Ahnungslos machte ich einfach weiter. Nach der Show gingen wir ins Vorzelt und verabschiedeten alle und sie lief an mir vorbei.

*Leonies Sicht*

Alles wurde dunkel, wie beim ersten Mal als wir hier waren. Man hörte einen Herzschlag und dann ging das Licht wieder an. Die drei Jungs standen in der Manege. Ich wartete nur auf den Moment, wenn Erik seine Jacke auszieht.
Er ging zu den Ringen vor und fasste sie an. Ich sah nur wie Luca irgendwas sagte. Erik ließ die Ringe wieder los und ich sah es. Er hat ein Nippelpicing. Ich ließ ein leises Lachen von mir. Sofort hielt ich mir den Mund zu. Das ist mir im Wohnwagen gar nicht aufgefallen. Luca musste sich das Lachen auch verkneifen.
Nach der Show liefen sie an uns vorbei und ich konnte es nochmal richtig betrachten. Es war ein silberner Ring, der nicht all zu groß war. Wir gingen ihnen nach, in Richtung Ausgang, natürlich an ihm vorbei. Ich guckte auf den Boden. Von der Seite kam nur ein leises "Na Süße." Ich guckte ihn an. Er hat seinen Schlafzimmer-Blick aufgesetzt. Verwirrt guckte ich ihn immer noch an, ging dann aber weiter. Ich sah nur im Augenwinkel, wie Lena mich anstarrte. "Spar dir dein Kommentar." Wir liefen einfach weiter Richtung Parkplatz.
Anscheinend habe ich mich in ihm getäuscht. Er ist doch nicht anders als sie anderen. Er ist genau so schlimm und angeberisch.
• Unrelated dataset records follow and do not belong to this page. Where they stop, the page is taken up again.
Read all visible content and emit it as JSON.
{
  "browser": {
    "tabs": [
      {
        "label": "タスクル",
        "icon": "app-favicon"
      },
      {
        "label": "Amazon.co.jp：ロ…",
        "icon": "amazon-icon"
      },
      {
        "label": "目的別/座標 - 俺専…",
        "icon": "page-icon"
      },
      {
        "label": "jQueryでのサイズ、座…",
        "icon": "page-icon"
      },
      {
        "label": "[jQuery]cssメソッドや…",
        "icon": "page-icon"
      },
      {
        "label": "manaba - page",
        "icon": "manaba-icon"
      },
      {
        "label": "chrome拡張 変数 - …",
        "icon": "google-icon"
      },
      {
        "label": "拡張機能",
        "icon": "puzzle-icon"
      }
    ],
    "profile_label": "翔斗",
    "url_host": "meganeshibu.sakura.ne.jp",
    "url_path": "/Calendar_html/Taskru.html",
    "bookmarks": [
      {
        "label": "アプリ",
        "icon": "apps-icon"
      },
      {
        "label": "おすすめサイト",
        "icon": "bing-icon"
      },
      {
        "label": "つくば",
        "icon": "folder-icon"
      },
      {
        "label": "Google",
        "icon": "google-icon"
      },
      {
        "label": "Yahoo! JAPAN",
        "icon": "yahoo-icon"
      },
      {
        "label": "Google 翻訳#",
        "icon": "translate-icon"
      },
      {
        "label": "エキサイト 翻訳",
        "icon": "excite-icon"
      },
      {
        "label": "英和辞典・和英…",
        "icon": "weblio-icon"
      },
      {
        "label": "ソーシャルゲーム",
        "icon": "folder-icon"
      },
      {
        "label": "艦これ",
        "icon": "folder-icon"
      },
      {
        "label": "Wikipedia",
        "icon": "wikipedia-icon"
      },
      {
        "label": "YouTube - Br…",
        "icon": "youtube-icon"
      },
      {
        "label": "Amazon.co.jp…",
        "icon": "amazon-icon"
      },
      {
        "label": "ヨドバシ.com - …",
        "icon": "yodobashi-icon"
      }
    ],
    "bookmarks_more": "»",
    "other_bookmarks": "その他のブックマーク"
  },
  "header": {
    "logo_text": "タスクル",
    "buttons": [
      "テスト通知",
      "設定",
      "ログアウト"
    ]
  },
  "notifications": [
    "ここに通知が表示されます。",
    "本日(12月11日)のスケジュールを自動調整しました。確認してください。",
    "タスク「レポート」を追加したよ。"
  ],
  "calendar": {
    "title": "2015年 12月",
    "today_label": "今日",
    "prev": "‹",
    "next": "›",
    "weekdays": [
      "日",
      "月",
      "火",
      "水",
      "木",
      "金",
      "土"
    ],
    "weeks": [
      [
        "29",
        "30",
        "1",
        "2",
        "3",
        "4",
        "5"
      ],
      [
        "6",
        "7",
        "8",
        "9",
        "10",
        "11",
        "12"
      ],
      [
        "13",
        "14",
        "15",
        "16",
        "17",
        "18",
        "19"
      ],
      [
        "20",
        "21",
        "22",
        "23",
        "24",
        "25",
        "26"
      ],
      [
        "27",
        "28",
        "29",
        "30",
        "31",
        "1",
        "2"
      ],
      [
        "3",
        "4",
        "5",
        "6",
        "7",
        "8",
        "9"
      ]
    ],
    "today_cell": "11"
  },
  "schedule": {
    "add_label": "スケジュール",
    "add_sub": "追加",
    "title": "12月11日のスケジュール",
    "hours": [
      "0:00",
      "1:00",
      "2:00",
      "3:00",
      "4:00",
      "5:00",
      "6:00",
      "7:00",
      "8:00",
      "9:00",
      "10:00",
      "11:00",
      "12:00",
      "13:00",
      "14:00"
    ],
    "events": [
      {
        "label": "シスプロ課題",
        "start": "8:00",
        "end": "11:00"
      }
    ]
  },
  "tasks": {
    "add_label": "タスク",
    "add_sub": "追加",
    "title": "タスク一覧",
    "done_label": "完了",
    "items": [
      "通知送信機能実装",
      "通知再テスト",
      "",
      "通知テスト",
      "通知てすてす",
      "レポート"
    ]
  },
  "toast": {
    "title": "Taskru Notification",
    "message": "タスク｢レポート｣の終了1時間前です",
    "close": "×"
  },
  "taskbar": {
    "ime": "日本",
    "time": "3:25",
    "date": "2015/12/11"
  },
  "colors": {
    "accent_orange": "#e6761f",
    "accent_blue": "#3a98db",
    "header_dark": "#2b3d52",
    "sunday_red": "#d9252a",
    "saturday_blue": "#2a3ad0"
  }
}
"Was ist mit deinem Fahrrad?" Fragte Lena besorgt. "Das hole ich morgen. Du kannst vorne Sitzen." Ich machte die hintere Tür auf und stieg ins Auto. Lena guckte mich von draußen verwirrt an. "Jetzt komm schon rein." Sagte ich aggressiv. Ein leises "Ich will nach Hause." Kam noch hinterher.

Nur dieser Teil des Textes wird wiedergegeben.